BY COLIN CRAWFORD

Print Editor-in-Chief

The United States has fostered democracy since its establishment almost two and a half centuries ago and is the most powerful country in the world. However, democracy in the United States is unique because it isn’t as purely democratic as people believe. The Electoral College, the way the nation elects the president, is one example of this because the population does not directly elect the president, and that needs to change. However, attempts to change the system to be more democratic are met with pessimism.

The Founding Fathers did not trust the people of the country to be properly informed enough to logically cast a vote for anything, so they created a representative democracy where people ask their representatives to make those decisions for them. However, times have changed and the public is more educated than they were centuries ago, so this antiquated system, a bygone of the early days of our republic, needs to go. The Electoral College works as a winner-take-all system, which means the person who wins the state’s popular vote wins their electors, except Maine and Nebraska which split their electors. 

The Electoral College is written in the Constitution and the creators of this democracy purposefully made it extremely difficult to amend the Constitution, that is why there are only 27 today and it is partially why the Equal Rights Amendment failed to materialize in the late 1970s. Even though according to a Gallup Poll conducted in September, 61% of Americans support such an amendment in favor of using the popular vote instead, it is a moot statistic. A Pew Research poll found 60% of Americans support gun control reform. Has there been substantial gun control laws passed as a result? The answer is no. The country is too divided and an amendment would never pass because state legislatures, a majority of which are divided or Republican led, are also required to ratify the amendment. 

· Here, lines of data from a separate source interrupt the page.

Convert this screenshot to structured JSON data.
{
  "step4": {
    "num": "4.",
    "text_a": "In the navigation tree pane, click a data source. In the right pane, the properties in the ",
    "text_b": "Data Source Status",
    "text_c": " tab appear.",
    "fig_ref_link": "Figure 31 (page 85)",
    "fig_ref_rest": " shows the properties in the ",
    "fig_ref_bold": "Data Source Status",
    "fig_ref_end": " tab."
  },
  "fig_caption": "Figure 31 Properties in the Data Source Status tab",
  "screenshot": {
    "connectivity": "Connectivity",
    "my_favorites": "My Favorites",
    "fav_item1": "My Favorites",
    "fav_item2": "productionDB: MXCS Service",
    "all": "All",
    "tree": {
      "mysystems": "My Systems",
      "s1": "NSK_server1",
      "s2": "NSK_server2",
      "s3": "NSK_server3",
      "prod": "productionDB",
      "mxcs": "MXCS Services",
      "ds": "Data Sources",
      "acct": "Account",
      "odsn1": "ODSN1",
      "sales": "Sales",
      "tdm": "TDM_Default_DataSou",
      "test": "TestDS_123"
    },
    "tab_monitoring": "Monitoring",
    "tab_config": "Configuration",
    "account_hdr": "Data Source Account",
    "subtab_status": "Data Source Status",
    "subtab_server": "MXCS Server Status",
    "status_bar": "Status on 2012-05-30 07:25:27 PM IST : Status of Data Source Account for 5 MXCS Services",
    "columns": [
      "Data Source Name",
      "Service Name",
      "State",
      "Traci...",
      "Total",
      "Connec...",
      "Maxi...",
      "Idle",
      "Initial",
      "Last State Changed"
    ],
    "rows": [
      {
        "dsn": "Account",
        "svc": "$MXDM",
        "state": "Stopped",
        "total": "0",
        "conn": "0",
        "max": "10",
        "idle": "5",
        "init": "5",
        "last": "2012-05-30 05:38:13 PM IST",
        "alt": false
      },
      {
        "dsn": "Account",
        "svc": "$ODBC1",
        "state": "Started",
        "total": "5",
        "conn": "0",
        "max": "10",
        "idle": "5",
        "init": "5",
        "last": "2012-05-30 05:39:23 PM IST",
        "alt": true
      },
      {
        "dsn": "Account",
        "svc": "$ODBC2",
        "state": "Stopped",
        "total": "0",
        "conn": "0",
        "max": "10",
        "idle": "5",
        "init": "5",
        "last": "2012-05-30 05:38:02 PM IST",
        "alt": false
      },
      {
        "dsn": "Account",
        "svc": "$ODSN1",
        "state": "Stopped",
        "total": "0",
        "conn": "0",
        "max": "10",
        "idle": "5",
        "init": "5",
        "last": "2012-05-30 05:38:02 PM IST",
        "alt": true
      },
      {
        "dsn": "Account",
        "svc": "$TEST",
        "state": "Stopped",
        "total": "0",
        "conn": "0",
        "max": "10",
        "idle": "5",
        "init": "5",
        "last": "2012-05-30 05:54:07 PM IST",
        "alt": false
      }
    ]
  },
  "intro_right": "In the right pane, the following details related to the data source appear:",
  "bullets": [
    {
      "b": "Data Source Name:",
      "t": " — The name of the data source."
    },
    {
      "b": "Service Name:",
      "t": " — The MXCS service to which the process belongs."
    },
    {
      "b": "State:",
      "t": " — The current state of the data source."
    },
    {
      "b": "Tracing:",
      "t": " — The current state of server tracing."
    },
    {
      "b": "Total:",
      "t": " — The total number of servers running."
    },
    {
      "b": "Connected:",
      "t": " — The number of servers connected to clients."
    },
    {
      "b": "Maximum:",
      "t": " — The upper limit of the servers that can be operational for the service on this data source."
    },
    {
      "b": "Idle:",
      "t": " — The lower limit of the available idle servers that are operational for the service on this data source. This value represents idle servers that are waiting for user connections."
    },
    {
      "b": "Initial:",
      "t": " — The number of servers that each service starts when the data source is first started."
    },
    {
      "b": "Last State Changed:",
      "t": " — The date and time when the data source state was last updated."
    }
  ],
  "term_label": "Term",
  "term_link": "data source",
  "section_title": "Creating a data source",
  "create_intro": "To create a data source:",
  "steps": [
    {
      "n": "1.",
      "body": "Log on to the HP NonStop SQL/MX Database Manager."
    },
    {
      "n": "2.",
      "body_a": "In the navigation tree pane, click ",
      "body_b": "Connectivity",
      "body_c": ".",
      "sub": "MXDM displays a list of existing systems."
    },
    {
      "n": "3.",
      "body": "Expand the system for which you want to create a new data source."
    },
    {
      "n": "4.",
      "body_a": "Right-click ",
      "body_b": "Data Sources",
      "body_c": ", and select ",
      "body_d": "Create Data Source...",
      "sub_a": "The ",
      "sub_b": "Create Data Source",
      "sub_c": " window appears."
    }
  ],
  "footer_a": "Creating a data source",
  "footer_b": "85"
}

It is also not right to ask the people of densely populated states to have their votes count for less. One electoral vote from Wyoming represents about 178,000 people while one electoral vote in California represents 745,200 people. The concept of one person one vote doesn’t exist in presidential elections and it is hurting the democracy of the United States. Two presidents in this century have been elected while simultaneously losing the popular vote; that shouldn’t happen in a healthy democracy. 

Some states like Colorado are hoping to fix this problem by creating a coalition that awards electoral votes based on the national popular vote and not the state-wide vote. There have been legal questions about this because it is essentially the states ignoring federal law (the Constitution). While it is hard to see this being adopted by enough states to cross the 270 threshold, it is an applaudable attempt by state governments to make presidential elections more democratic. 

It is obvious that, for the time being, the Electoral College is sticking around whether the country likes it or not, but perhaps in the future when the country is less divided this nation will finally achieve real democracy.